Date: Tue, 21 Feb 2006 19:03:11 -0600
From: David Greene < greened@obbligato.org>
Subject: Re: [Boost-users] [statechart] Asynchronous Machines
To: boost-users@lists.boost.org
Message-ID: < 43FBB84F.70305@obbligato.org>
Content-Type: text/plain; charset=us-ascii

> Nowadays both CPUs tend to have caches. Whether or not the cache
> contents is guaranteed to be written back to the main memory when thread
> A returns depends on the architecture of your hardware. IIRC, on X86
> architectures there is such a guarantee. On other architectures you
> might need to use mutexes or a similar concept to guarantee that thread
> B sees the updates of thread A.

Mutexes don't effect cache coherence. Likely there will have to be
calls to special intrinsics depending on the architecture.

Short Answer: Yes they do.

Very long answer: More correctly the problem isn't really 'cache coherence' in the traditional meaning of cache coherency (which is that the cache, for your cpu, is consistent with main memory, etc), it is the order of memory reads and writes, and Mutex's are guaranteed to do whatever is necessary to make sure all queued reads are read before you get the mutex lock (ie they force a memory 'acquire' barrier) and they make sure all writes are written before the mutex is released (a 'release' memory barrier).

The important example is this:

Thread 1:
bool object_is_contstructed = false;
Object object(17); // construct it
object_is_constructed = true;

Thread 2:
if (object_is_constructed)
{
   use_object(object);
}
else
   dont_use_object(); // really we would probably wait, but this is an example

Problem 1 (Thread 1)
object_is_constructed may be set to true (in shared memory) BEFORE all the constructed bytes of object are seen in shared memory.
This has NOTHING to do with compiler optimizations or 'volatile' or the OS or other stuff. It is the hardware. (And really, whether you think of this as cache coherency or read/write order or whatever doesn't matter much, as long as the rules and concepts make sense.)

Problem 2:
EVEN IF object_is_constructed is written AFTER object is constructed, Thread 2 might read object BEFORE reading object_is_constructed! (Similar stuff. Basically, think about how the processor wants to optimize the order of memory reads/writes so as to not jump around memory too much - similar to how disk drivers try to optimize read/writes to avoid seeks.)

So what to do? In a sense, flush the reads/writes similar to what you would need to do for harddrives. Any and all thread primitives will do this for you implicitly. POSIX threads (pthreads) actually try to document this, but you can assume it for any thread library otherwise the library is essentially useless.

So use locks.
Look are writing first:
   lock mutex,
   write object,
   write object_is_constructed
   release a mutex.

note that in whatever order object and is_constructed are actually written to main memory, they both are written before the release. ***the order of those writes CANNNOT come after the order of the writes inside the mutex*** because of the 'release' memory barrier inside the mutex release.

Now on reading,
   lock mutex
   read is_constructed
   read object
   release mutex

So the read of object might still come before the read of is_constructed, but you CANNOT read either of them before the read of the mutex. And the mutex was written in order, so everything stays in order.

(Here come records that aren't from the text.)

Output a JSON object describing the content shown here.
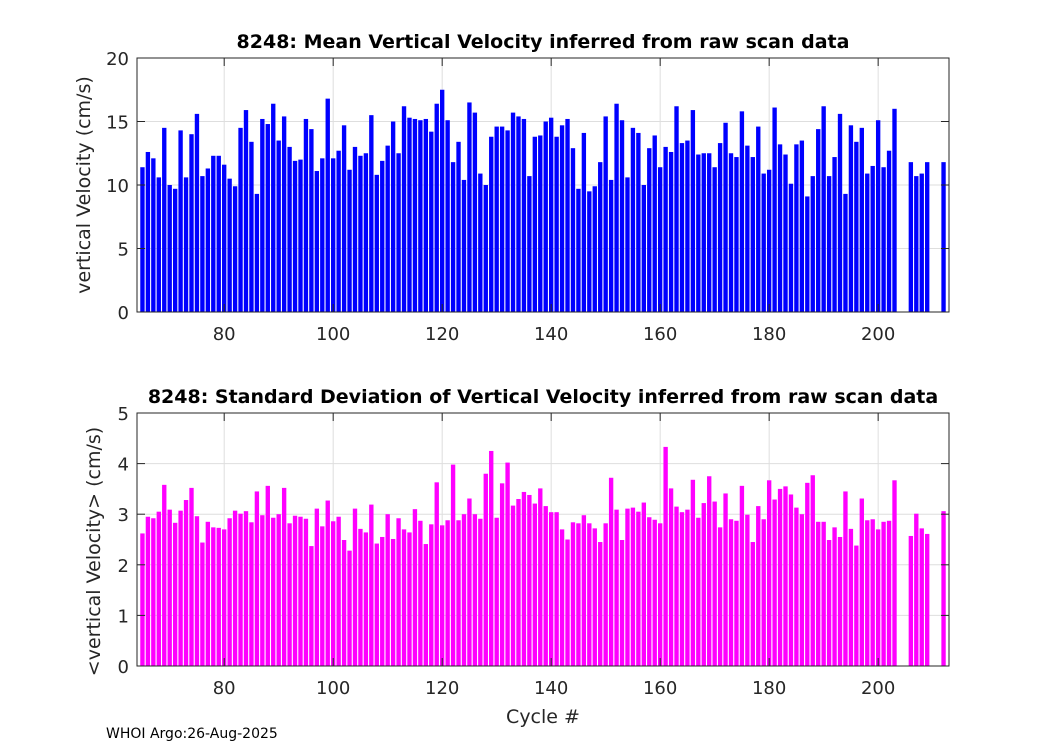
{
  "footer": "WHOI Argo:26-Aug-2025",
  "chart_data": [
    {
      "type": "bar",
      "title": "8248: Mean Vertical Velocity inferred from raw scan data",
      "xlabel": "",
      "ylabel": "vertical Velocity (cm/s)",
      "xlim": [
        64,
        213
      ],
      "ylim": [
        0,
        20
      ],
      "xticks": [
        80,
        100,
        120,
        140,
        160,
        180,
        200
      ],
      "yticks": [
        0,
        5,
        10,
        15,
        20
      ],
      "grid": true,
      "color": "#0000ff",
      "x_start": 65,
      "values": [
        11.4,
        12.6,
        12.1,
        10.6,
        14.5,
        10.0,
        9.7,
        14.3,
        10.6,
        14.0,
        15.6,
        10.7,
        11.3,
        12.3,
        12.3,
        11.6,
        10.5,
        9.9,
        14.5,
        15.9,
        13.4,
        9.3,
        15.2,
        14.8,
        16.4,
        13.5,
        15.4,
        13.0,
        11.9,
        12.0,
        15.2,
        14.4,
        11.1,
        12.1,
        16.8,
        12.1,
        12.7,
        14.7,
        11.2,
        13.0,
        12.3,
        12.5,
        15.5,
        10.8,
        11.9,
        13.1,
        15.0,
        12.5,
        16.2,
        15.3,
        15.2,
        15.1,
        15.2,
        14.2,
        16.4,
        17.5,
        15.1,
        11.8,
        13.4,
        10.4,
        16.5,
        15.7,
        10.9,
        10.0,
        13.8,
        14.6,
        14.6,
        14.3,
        15.7,
        15.4,
        15.2,
        10.7,
        13.8,
        13.9,
        15.0,
        15.3,
        13.8,
        14.7,
        15.2,
        12.9,
        9.7,
        14.1,
        9.5,
        9.9,
        11.8,
        15.4,
        10.4,
        16.4,
        15.1,
        10.6,
        14.5,
        14.1,
        10.0,
        12.9,
        13.9,
        11.4,
        13.0,
        12.6,
        16.2,
        13.3,
        13.5,
        15.9,
        12.4,
        12.5,
        12.5,
        11.4,
        13.3,
        14.9,
        12.5,
        12.2,
        15.8,
        13.1,
        12.2,
        14.6,
        10.9,
        11.2,
        16.1,
        13.2,
        12.4,
        10.1,
        13.2,
        13.5,
        9.1,
        10.7,
        14.4,
        16.2,
        10.7,
        12.2,
        15.6,
        9.3,
        14.7,
        13.4,
        14.5,
        10.9,
        11.5,
        15.1,
        11.4,
        12.7,
        16.0,
        null,
        null,
        11.8,
        10.7,
        10.9,
        11.8,
        null,
        null,
        11.8
      ]
    },
    {
      "type": "bar",
      "title": "8248: Standard Deviation of Vertical Velocity inferred from raw scan data",
      "xlabel": "Cycle #",
      "ylabel": "<vertical Velocity> (cm/s)",
      "xlim": [
        64,
        213
      ],
      "ylim": [
        0,
        5
      ],
      "xticks": [
        80,
        100,
        120,
        140,
        160,
        180,
        200
      ],
      "yticks": [
        0,
        1,
        2,
        3,
        4,
        5
      ],
      "grid": true,
      "color": "#ff00ff",
      "x_start": 65,
      "values": [
        2.62,
        2.95,
        2.92,
        3.05,
        3.58,
        3.09,
        2.83,
        3.07,
        3.28,
        3.52,
        2.96,
        2.44,
        2.85,
        2.74,
        2.73,
        2.7,
        2.92,
        3.07,
        3.01,
        3.06,
        2.84,
        3.45,
        2.98,
        3.56,
        2.93,
        3.0,
        3.52,
        2.82,
        2.97,
        2.95,
        2.91,
        2.37,
        3.11,
        2.76,
        3.27,
        2.86,
        2.95,
        2.49,
        2.28,
        3.11,
        2.71,
        2.64,
        3.19,
        2.42,
        2.55,
        3.0,
        2.51,
        2.92,
        2.7,
        2.64,
        3.1,
        2.87,
        2.41,
        2.8,
        3.63,
        2.78,
        2.88,
        3.98,
        2.88,
        3.0,
        3.31,
        3.0,
        2.91,
        3.8,
        4.25,
        2.93,
        3.61,
        4.02,
        3.17,
        3.3,
        3.44,
        3.38,
        3.21,
        3.51,
        3.16,
        3.04,
        3.04,
        2.7,
        2.5,
        2.84,
        2.82,
        2.98,
        2.82,
        2.72,
        2.45,
        2.82,
        3.72,
        3.09,
        2.49,
        3.11,
        3.13,
        3.05,
        3.23,
        2.94,
        2.89,
        2.82,
        4.33,
        3.51,
        3.15,
        3.04,
        3.09,
        3.68,
        2.93,
        3.22,
        3.75,
        3.25,
        2.74,
        3.41,
        2.9,
        2.87,
        3.56,
        2.99,
        2.45,
        3.16,
        2.9,
        3.67,
        3.29,
        3.5,
        3.55,
        3.39,
        3.13,
        3.0,
        3.62,
        3.77,
        2.85,
        2.85,
        2.49,
        2.74,
        2.55,
        3.45,
        2.71,
        2.38,
        3.31,
        2.88,
        2.9,
        2.7,
        2.85,
        2.87,
        3.67,
        null,
        null,
        2.57,
        3.01,
        2.72,
        2.61,
        null,
        null,
        3.06
      ]
    }
  ]
}
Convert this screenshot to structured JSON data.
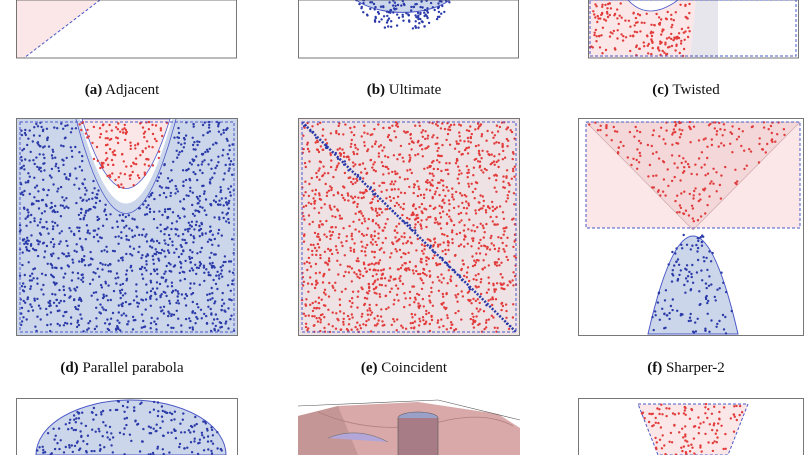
{
  "figure": {
    "captions": [
      {
        "tag": "(a)",
        "text": "Adjacent"
      },
      {
        "tag": "(b)",
        "text": "Ultimate"
      },
      {
        "tag": "(c)",
        "text": "Twisted"
      },
      {
        "tag": "(d)",
        "text": "Parallel parabola"
      },
      {
        "tag": "(e)",
        "text": "Coincident"
      },
      {
        "tag": "(f)",
        "text": "Sharper-2"
      }
    ],
    "colors": {
      "red_points": "#e23b3b",
      "blue_points": "#2a3aa8",
      "red_fill": "#fbe7e7",
      "blue_fill": "#ccd6ea",
      "boundary": "#4a58c8"
    }
  }
}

To take it a step further, if you had barrier control, you COULD do away with the mutex (if you wanted to spin lock, or just skip using 'object' as in the example) as so:

Thread 1:
write object
release barrier
write is_constructed

the barrier prevents the object write to move below the barrier.

Thread 2:
   read is_constructed (into temp)
   acquire barrier
   if (temp)
       read object

the acquire barrier prevents the read of 'objecrt' to move above the acquire.

Note that, for example, Win32 now has explicit barrier versions of its Interlocked functions ie InterlockedIncrementAcquire, etc. (The old ones, it can be assumed, did 'full' barriers.) Mac OSX has similar functions.

x86 never re-orders writes, but it can re-order reads. The IA64 *spec* says it can reorder both, although the processor doesn't seem to. Conventional wisdom is that the spec is explicitly 'looser' so that they can loosen the implementation in the future.

Oh, also, the are other refinements on the barriers - think of the combinations - are we only concerned about the order of reads w.r.t. other reads, writes with other writes? What about the order of reads vs writes, etc?

Thus back to the short answer: mutexes et al, magically do what is necessary to make it work.

Tony.

P.S. hope I got all that straight. It is easy to mix up the names of the barriers relative to their direction and reads vs writes, etc. I tend to just remember the general principles.